1) make high quality prints of the stuff you want to keep around
forever and put them into high quality storage binders.
2) digital images ...
As has been said many times before, the key to storage and archiving
of digital images is replication and maintenance, not permanence of
the media. Build a good archive schema and maintain it, migrate it to
new media as standards change.
Godfrey
On Apr 27, 2006, at 4:09 AM, Jostein wrote:
Dear gang,
I discovered the "need more storage" thread just now, by looking in
the
archives. Long term storage is a hot topic among my friends over here
at the moment, but nobody seems to have any "best practice" to point
to.
"Nobody" includes me too :-) but I would very much like to establish
a good practice for myself.
So by googling, and some thinking, I've come down to a list of
things to
consider. I'm not sure if this is a good list to go by, and would
very much
like to hear some opinions:
1. Longevity of storage medium (Hard-drive, DVD, etc.)
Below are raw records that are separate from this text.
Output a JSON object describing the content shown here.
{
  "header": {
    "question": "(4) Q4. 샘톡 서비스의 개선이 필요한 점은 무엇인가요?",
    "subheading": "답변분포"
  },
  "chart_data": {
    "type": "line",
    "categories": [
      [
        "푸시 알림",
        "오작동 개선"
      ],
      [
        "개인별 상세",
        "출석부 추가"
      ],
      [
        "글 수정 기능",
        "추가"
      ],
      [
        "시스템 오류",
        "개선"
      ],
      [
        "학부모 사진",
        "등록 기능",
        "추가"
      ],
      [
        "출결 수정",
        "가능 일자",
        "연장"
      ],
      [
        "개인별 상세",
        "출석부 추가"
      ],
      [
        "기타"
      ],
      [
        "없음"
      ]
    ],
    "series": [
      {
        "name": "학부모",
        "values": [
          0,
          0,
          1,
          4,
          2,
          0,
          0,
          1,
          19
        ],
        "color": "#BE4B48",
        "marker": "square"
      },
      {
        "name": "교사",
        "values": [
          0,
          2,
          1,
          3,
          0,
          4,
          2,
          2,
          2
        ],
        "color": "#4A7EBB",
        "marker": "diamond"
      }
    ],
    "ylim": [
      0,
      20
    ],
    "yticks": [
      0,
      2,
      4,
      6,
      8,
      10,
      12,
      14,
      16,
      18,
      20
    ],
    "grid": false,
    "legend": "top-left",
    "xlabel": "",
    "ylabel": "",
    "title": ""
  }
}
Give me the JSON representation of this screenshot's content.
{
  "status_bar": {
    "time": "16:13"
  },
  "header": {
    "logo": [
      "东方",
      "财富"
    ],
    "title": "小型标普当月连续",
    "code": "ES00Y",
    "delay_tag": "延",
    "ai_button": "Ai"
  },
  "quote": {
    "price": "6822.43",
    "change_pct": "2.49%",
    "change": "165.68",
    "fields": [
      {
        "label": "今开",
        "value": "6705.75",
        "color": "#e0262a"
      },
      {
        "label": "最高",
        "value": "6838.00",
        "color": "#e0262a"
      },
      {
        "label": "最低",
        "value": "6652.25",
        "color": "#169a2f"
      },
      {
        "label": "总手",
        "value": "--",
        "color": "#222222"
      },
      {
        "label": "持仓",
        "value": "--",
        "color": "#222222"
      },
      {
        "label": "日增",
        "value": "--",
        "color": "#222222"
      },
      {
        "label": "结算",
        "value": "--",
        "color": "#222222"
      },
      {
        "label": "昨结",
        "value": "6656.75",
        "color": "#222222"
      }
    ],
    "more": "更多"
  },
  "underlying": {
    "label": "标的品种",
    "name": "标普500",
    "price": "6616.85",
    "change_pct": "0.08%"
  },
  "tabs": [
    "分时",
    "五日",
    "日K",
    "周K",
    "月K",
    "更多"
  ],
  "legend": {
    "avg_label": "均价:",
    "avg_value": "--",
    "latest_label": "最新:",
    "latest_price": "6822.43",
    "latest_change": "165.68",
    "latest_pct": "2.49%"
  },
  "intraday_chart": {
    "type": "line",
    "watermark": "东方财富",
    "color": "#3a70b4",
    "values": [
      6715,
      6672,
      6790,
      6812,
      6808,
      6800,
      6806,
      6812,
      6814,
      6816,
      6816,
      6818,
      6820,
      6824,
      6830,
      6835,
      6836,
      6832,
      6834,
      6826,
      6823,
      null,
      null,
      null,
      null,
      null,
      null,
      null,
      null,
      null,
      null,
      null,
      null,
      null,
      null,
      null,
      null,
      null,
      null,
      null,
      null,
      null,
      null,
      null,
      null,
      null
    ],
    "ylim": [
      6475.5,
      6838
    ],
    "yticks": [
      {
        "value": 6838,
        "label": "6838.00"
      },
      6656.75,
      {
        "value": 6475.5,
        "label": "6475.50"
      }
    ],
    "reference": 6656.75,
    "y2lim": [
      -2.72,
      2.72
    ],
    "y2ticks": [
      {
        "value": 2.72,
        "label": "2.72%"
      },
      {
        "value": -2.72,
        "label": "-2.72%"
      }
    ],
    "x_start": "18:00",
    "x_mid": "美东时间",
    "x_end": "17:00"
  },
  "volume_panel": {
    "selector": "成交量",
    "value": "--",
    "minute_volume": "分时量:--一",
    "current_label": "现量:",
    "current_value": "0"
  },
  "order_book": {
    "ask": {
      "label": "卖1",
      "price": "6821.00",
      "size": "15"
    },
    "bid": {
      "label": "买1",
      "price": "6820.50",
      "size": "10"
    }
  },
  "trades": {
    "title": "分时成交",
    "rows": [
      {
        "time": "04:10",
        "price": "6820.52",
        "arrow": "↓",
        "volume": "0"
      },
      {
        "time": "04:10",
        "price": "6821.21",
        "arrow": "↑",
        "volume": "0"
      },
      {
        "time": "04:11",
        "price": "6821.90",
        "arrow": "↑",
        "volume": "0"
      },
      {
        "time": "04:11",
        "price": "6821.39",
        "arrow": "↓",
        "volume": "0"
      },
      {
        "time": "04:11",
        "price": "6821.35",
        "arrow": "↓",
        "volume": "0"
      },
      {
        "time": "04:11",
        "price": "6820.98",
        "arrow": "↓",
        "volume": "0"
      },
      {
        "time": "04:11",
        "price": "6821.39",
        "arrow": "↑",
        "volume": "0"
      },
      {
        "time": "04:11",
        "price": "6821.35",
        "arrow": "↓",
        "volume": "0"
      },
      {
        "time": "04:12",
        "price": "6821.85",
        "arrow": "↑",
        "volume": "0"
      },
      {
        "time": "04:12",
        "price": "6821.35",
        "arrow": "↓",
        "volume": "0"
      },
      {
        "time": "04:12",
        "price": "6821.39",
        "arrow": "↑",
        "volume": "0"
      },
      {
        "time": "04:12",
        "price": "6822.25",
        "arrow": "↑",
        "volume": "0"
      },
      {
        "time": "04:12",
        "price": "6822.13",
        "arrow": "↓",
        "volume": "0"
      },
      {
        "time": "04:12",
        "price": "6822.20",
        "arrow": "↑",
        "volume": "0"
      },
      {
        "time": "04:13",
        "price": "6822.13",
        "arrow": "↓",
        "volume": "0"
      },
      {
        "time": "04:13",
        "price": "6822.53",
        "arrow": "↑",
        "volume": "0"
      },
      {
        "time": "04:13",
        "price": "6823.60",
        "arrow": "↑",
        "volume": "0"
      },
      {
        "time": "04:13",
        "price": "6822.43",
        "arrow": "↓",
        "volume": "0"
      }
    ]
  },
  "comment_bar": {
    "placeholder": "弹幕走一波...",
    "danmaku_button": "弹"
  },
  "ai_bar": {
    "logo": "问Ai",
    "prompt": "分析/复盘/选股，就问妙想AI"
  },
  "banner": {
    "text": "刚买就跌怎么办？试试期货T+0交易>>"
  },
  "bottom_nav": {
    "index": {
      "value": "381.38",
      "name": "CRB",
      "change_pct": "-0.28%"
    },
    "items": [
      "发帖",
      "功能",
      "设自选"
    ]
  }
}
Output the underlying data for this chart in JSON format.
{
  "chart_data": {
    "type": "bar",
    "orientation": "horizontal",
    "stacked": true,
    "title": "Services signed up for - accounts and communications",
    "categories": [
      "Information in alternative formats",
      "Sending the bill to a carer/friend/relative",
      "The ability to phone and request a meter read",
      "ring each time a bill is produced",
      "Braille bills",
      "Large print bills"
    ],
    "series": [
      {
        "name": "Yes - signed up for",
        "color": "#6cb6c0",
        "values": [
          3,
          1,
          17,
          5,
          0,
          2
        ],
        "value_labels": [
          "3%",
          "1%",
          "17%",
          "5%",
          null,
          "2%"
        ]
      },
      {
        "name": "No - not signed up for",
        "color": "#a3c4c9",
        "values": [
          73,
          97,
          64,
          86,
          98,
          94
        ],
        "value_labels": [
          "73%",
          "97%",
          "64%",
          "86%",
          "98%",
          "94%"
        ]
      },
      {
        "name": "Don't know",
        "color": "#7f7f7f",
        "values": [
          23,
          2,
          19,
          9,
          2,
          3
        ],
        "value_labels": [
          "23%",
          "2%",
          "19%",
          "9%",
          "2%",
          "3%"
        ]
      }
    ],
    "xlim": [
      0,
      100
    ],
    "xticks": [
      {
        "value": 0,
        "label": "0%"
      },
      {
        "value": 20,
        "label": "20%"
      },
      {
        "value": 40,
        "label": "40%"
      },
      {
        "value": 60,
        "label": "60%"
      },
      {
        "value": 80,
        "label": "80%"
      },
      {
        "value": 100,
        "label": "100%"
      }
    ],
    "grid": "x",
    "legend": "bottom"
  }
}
2. Longevity of the technology used to access the medium (USB,
SCSI, etc.)
3. Longevity of software support for the chosen file format (RAW,
TIFF, etc.)
Then there is:
4. Data safeguarding (backup routines etc.)
5. Data availability (access time to a file)
6. Production volume (number of exposures and edit-files)
7. Convenience
8. Cost (both time and money)
By any measure, a solution to cover all this points will be a trade-
off
between several of them. Convenience and longevity pull in the same
direction, for example, while cost pulls the other way.
So what do you think? And how do you store your precious moments?